A prominent economist has declared California's recession over but acknowledged that most Californians might not even notice.
"It's going to feel like a recession for a while longer," said Jeff Michael of the University of the Pacific, which issues its quarterly economic forecast today.
Sacramento area unemployment, which stood at 12.4 percent in November, won't shrink anytime soon, Michael predicted. It will average 12.3 percent this year and 10.8 percent next year. It won't fall to single digits until 2012.
In fact, the economy is so weak in Sacramento and the northern San Joaquin Valley, the recession won't actually end until midyear, said Michael, head of the university's Business Forecasting Center. For the rest of California, the recession ended in the fourth quarter of 2009, he said.

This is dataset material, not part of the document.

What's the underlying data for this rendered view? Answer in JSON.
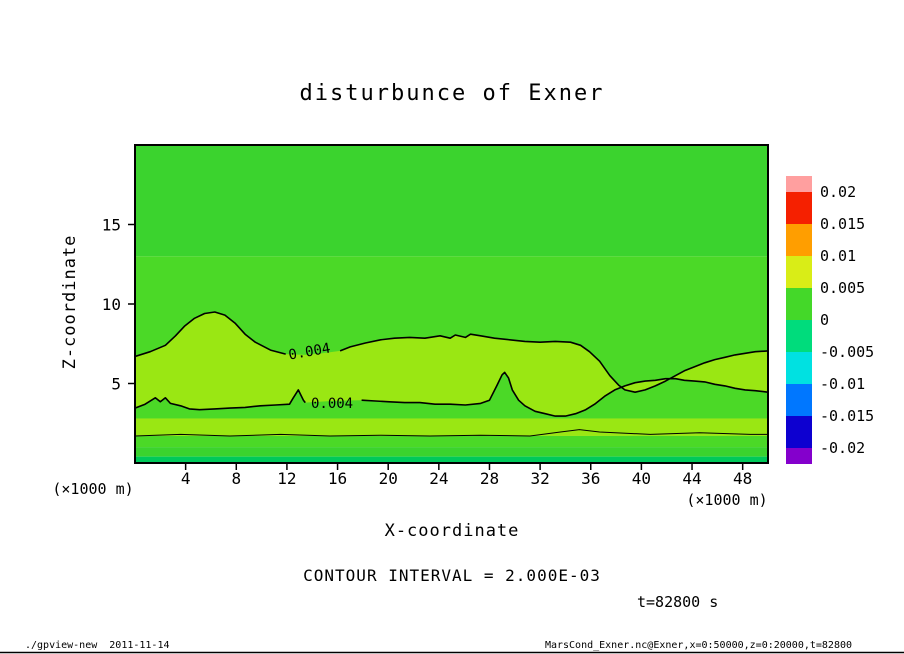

Michael's declaration comes amid a flurry of statistical releases that provide a mixed view of the economy. Fresh figures from the Institute for Supply Management showed that U.S. manufacturing activity in December rose to its highest level in nearly three years. But the National Association of Realtors reported a sharp drop in home sales in November, the first decline in a year, suggesting the housing market might undergo another downturn.
Mixed signals are somewhat common as an economy bottoms out; the early months of a recovery tend to be rocky. The unemployment rate is typically slow to fall, as employers are cautious about rehiring workers until they're sure the recovery is for real. Nevertheless, economist Chris Thornberg believes California's economy will eventually rebound smartly.